Si « ne pas agir selon la raison… est en contradiction avec la nature de Dieu » (Manuel II Paléologue cité par Benoît XVI lors du fameux discours de Ratisbonne), agir selon la raison sans référence à son Créateur est en contradiction avec la nature de l’homme. Quand le « qu’en dira l’homme ? » ne trouve plus prise à aucune réponse unanimement satisfaisante, faute notamment de saine philosophie réaliste, peut-être serait-il temps (pour des pasteurs surtout !) de demander prophétiquement à ces hommes : « Qu’en dira Dieu ? » Au-delà du « qu’en dira-t-on ? » et sans renoncer pour autant à la science et à la saine philosophie (qui inclut les voies de l’existence de Dieu) ! Fides et ratio (foi et raison), cela vaut aussi pour la question du mariage et de la famille : « parce que la raison et la foi se sont appauvries toutes les deux l’une en face de l’autre » et que « la raison privée de l’apport de la Révélation, a pris des sentiers latéraux qui risquent de lui faire perdre de vue son but final » (§ 48)…
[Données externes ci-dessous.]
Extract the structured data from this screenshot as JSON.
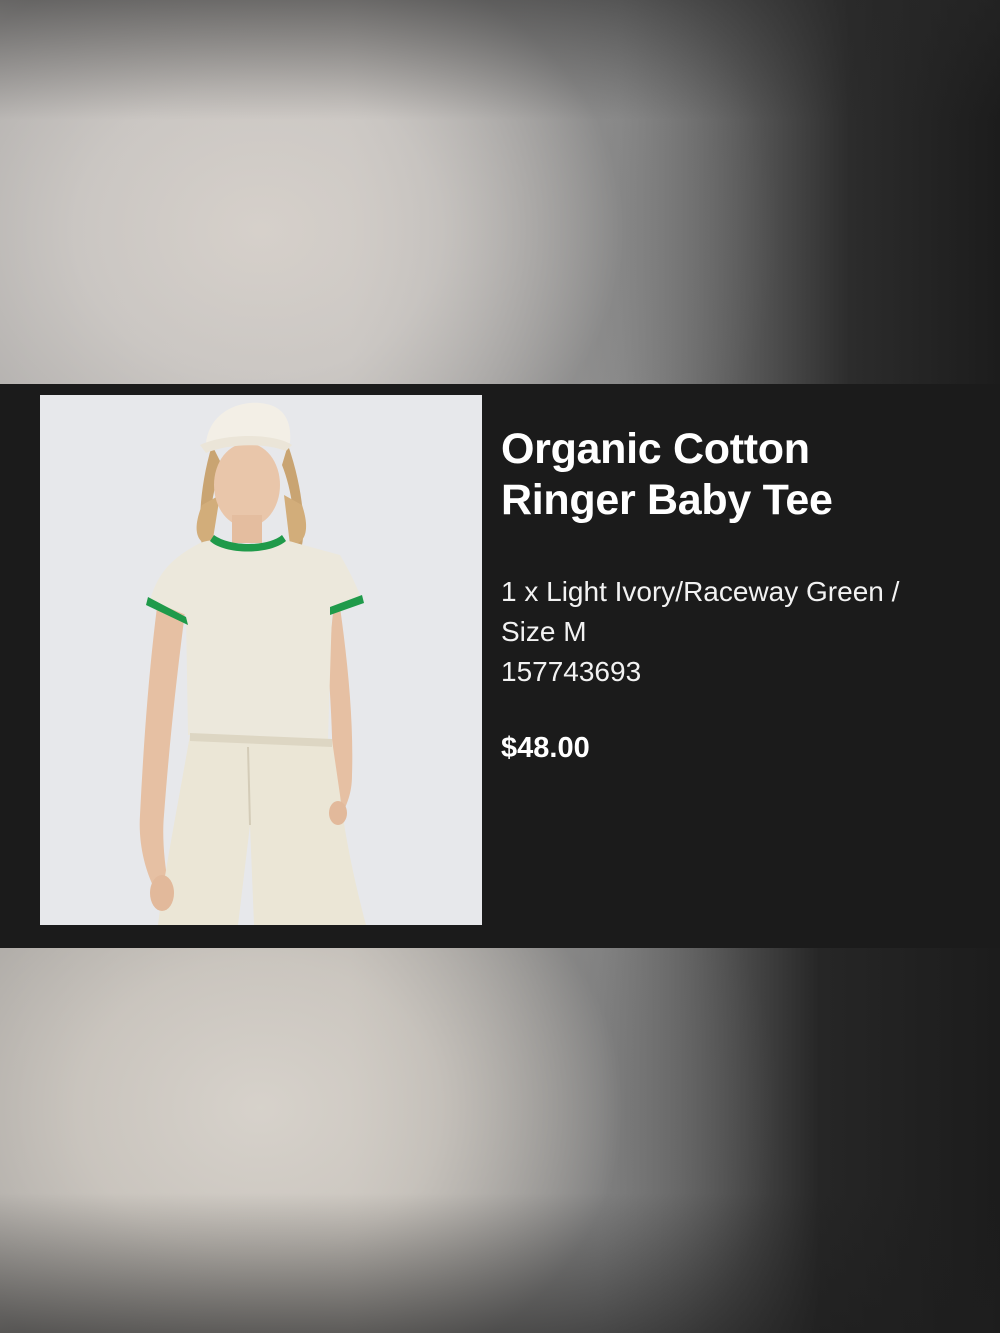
{
  "product": {
    "title_line1": "Organic Cotton",
    "title_line2": "Ringer Baby Tee",
    "variant_line1": "1 x Light Ivory/Raceway Green /",
    "variant_line2": "Size M",
    "sku": "157743693",
    "price": "$48.00",
    "image_alt": "Model wearing light ivory ringer tee with green trim, white cap and cream trousers"
  },
  "colors": {
    "card_background": "#1b1b1b",
    "text": "#ffffff",
    "shirt": "#ece8dc",
    "trim": "#1f9a4a"
  }
}
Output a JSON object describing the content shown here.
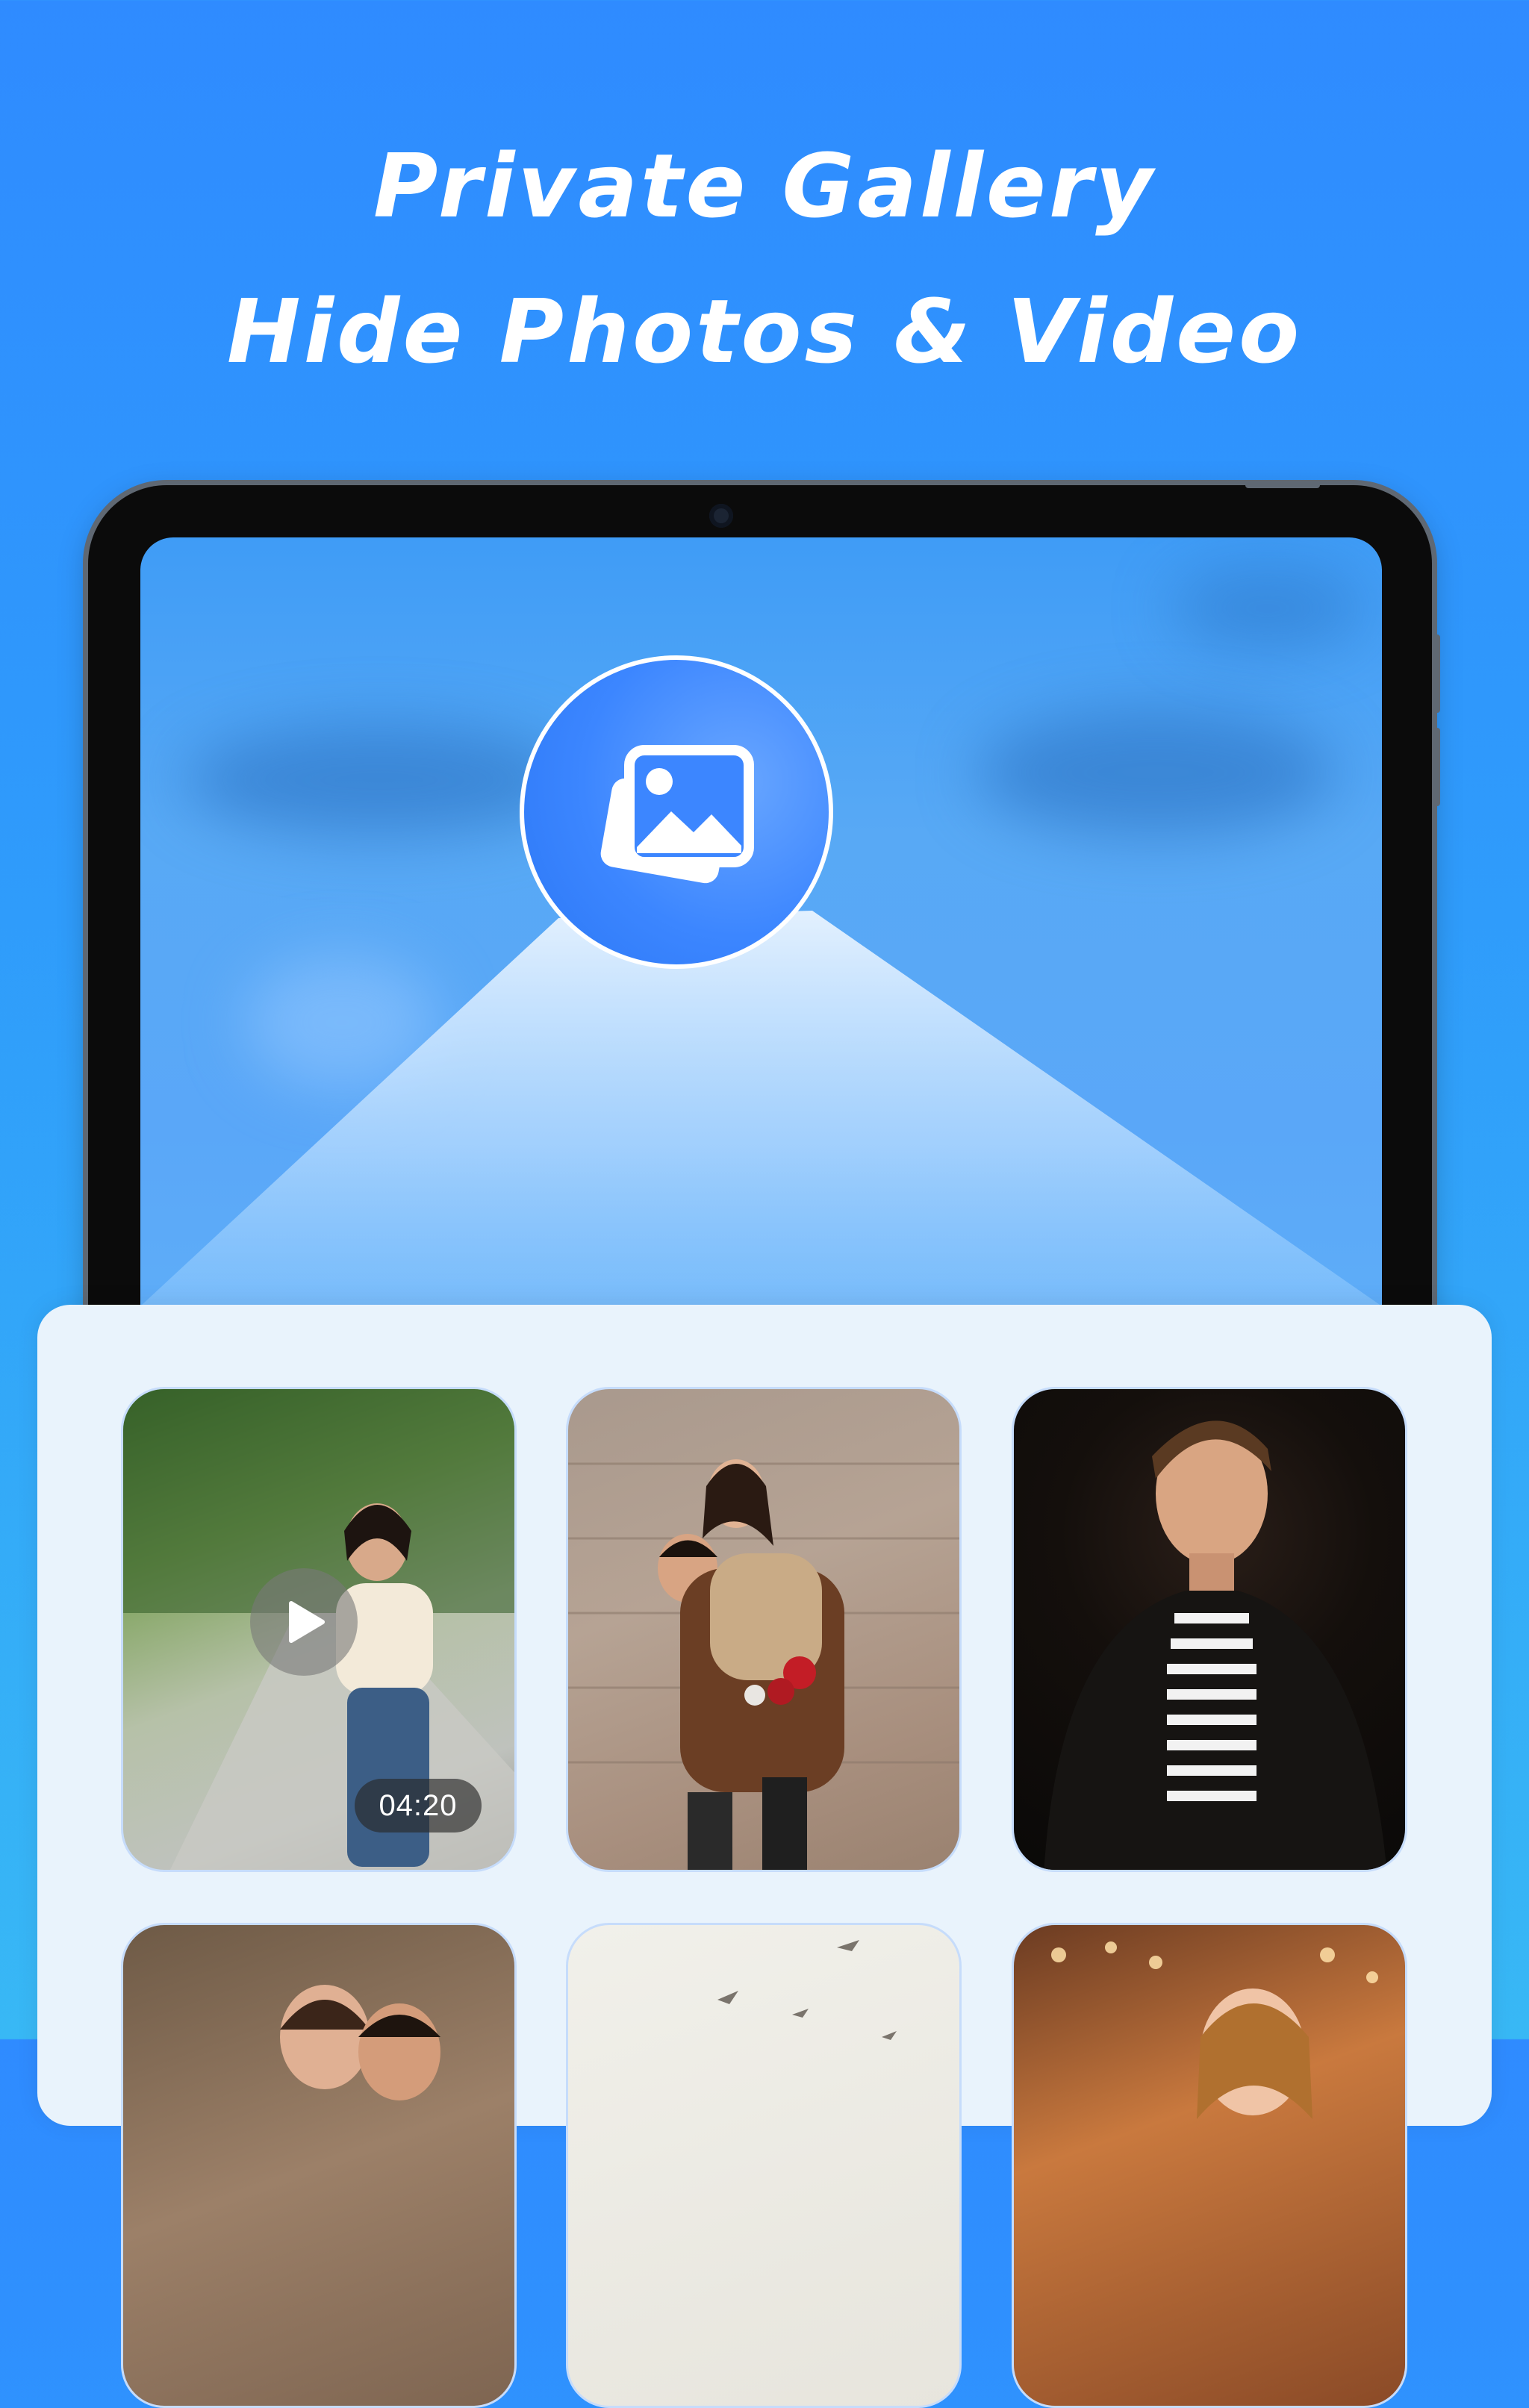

Lors d’un congrès diocésain à Rome (les 6, 7 et 8 juin 2005) sur le thème : « Famille et communauté chrétienne. Formation de la personne et transmission de la Foi », Benoît XVI avait déjà abordé la question du mariage et de la famille en des termes qui écartent cette mauvaise séparation entre la nature humaine et Dieu. Certes, ce qui est uni dans la réalité humaine (nature et culture, politique et morale, temporel et spirituel, naturel et surnaturel) peut être légitimement distingué par la pensée à condition de ne pas être trop artificiellement séparé, au risque précisément de tomber dans les dérives de cette pensée (idéalisme, positivisme, laïcisme…) jusqu’à produire des aberrations comme l’idéologie du genre.
Dans sa très dense allocution d’ouverture en la basilique Saint-Jean-du-Latran, le Pape avait proposé ses réflexions sur le sens du mariage et de la famille chrétienne selon le dessein de Dieu, « Créateur et Sauveur ». Il avait traité tour à tour le fondement anthropologique du mariage et de la famille dans l’histoire du salut, la place des enfants, de la famille et de l’Eglise, le relativisme ambiant, pour conclure par le sacerdoce et la joie de la vie consacrée.
Le mariage et la famille ne sont pas le fruit du « hasard » sociologique, affirmait le Saint-Père : « Dans l’homme et la femme, la paternité et la maternité, comme le corps et comme l’amour, ne se réduisent pas au biologique : la vie n’est entièrement donnée que lorsque, avec la naissance, sont également donnés l’amour et le sens qui permettent de dire oui à cette vie. Il devient alors tout à fait clair à quel point il est contraire à l’amour humain, à la vocation profonde de l’homme et de la femme, de fermer systématiquement son union au don de la vie, et encore plus supprimer ou manipuler la vie naissante… Le présupposé d’où il faut partir reste celui de la signification que le mariage et la famille revêtent dans le dessein de Dieu. Ce n’est pas une construction sociologique du hasard. »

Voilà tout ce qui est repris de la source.